Extracting both CHDs with
Code: Select all
chdman extractraw -i area51.chd -o area51.raw
For testing purposes I tried to do the conversion from CHD v3 to v5 myself, again using chdman 0.199:
Code: Select all
chdman copy -i area51.chd -o ./test/area51.chd
Now the interesting part that I don't quite understand - here's chdmans info output for the newly converted v5 file:
Code: Select all
chdman - MAME Compressed Hunks of Data (CHD) manager 0.199 (mame0199)
Input file: area51.chd
File Version: 5
Logical size: 1,281,982,464 bytes
Hunk Size: 4,096 bytes
Total Hunks: 312,984
Unit Size: 512 bytes
Total Units: 2,503,872
Compression: lzma (LZMA), zlib (Deflate), huff (Huffman), flac (FLAC)
CHD size: 497,632,790 bytes
Ratio: 38.8%
SHA1: 4b2fc53072606d1f400a35d58b8018bdb184a459
Data SHA1: 9ea749404c9a5d44f407cdb8803293ec0d61410d
Metadata: Tag='GDDD' Index=0 Length=35 bytes
CYLS:2484,HEADS:16,SECS:63,BPS:512.
Code: Select all
SHA1: 3b303bc37e206a6d7339352c869f050d04186f11
Data SHA1: 9ea749404c9a5d44f407cdb8803293ec0d61410d
"Data SHA1" matches, "SHA1" is different. Why?
I found some information in the comments on https://github.com/mamedev/mame/blob/ma ... util/chd.h and compared the two files with a hex editor.

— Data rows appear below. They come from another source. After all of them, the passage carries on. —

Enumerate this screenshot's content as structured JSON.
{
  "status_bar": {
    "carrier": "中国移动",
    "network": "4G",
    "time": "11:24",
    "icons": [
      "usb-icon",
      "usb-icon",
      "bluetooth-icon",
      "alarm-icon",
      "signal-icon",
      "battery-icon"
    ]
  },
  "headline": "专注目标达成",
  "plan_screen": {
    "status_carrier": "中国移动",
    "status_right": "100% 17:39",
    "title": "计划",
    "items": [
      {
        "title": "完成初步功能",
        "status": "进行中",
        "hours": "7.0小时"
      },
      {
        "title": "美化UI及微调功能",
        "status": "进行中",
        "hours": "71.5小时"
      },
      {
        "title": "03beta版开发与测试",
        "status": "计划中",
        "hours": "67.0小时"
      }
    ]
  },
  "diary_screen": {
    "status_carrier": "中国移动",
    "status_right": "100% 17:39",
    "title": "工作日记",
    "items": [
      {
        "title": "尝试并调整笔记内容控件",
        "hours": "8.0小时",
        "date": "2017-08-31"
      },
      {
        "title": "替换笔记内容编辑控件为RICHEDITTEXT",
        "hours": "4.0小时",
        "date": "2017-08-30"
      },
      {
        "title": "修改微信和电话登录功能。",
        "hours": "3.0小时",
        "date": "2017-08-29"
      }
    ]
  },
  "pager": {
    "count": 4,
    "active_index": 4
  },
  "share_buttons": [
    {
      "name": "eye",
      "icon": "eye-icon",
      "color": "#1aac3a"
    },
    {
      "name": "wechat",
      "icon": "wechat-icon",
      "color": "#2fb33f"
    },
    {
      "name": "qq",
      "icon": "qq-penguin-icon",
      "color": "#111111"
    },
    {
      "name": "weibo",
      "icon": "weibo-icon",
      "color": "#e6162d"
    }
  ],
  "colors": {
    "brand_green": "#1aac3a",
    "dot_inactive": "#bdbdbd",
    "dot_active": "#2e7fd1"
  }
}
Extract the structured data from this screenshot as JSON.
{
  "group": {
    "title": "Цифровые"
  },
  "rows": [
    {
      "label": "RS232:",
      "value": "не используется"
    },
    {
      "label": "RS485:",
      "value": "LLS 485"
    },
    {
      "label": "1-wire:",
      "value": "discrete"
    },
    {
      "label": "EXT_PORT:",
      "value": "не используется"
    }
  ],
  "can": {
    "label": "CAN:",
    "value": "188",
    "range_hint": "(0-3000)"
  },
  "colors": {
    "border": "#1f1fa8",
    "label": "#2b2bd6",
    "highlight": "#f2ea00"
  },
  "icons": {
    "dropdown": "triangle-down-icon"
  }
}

There's a difference between Bytes 85 and 105:
Code: Select all
"Official" 0.161: 3B 30 3B C3 7E 20 6A 6D 73 39 35 2C 86 9F 05 0D 04 18 6F 11
updated from 0.78 by me: 4B 2F C5 30 72 60 6D 1F 40 0A 35 D5 8B 80 18 BD B1 84 A4 59
Code: Select all
"Official" 0.161: 01
updated from 0.78 by me: 00
I don't quite understand what "comined raw+meta SHA1" means - is it the checksum of the raw, uncompressed data in combination with the header and some kind of other meta information? If so, it would explain why the checksums don't match - because of that one different bit in Byte 129.
But what is that byte? If I understand the comments correctly and didn't miscount the bytes, it's "UINT48 datastart", "offset of first block". Why would that be different and does it have any effect at all? I'm unfortunately not familiar enough with C/C++ to figure this out by myself.
I also figured out that if I take a different approach by going v3 => v4 => v5 (original 0.78 v3 CHD => chdman 0.145 ("update") (creates v4) => chdman 0.199 ("copy") (creates v5)) instead of directly going v3 => v5, I end up with an identical CHD file to the "original" 0.161.
Which one of those is the correct and/or recommended way?
And a bonus question:
As there is information about "combined raw+meta SHA1 of parent" in the header: Are there actually split CHDs in existence or is that just an implemented feature which was/is never actually used?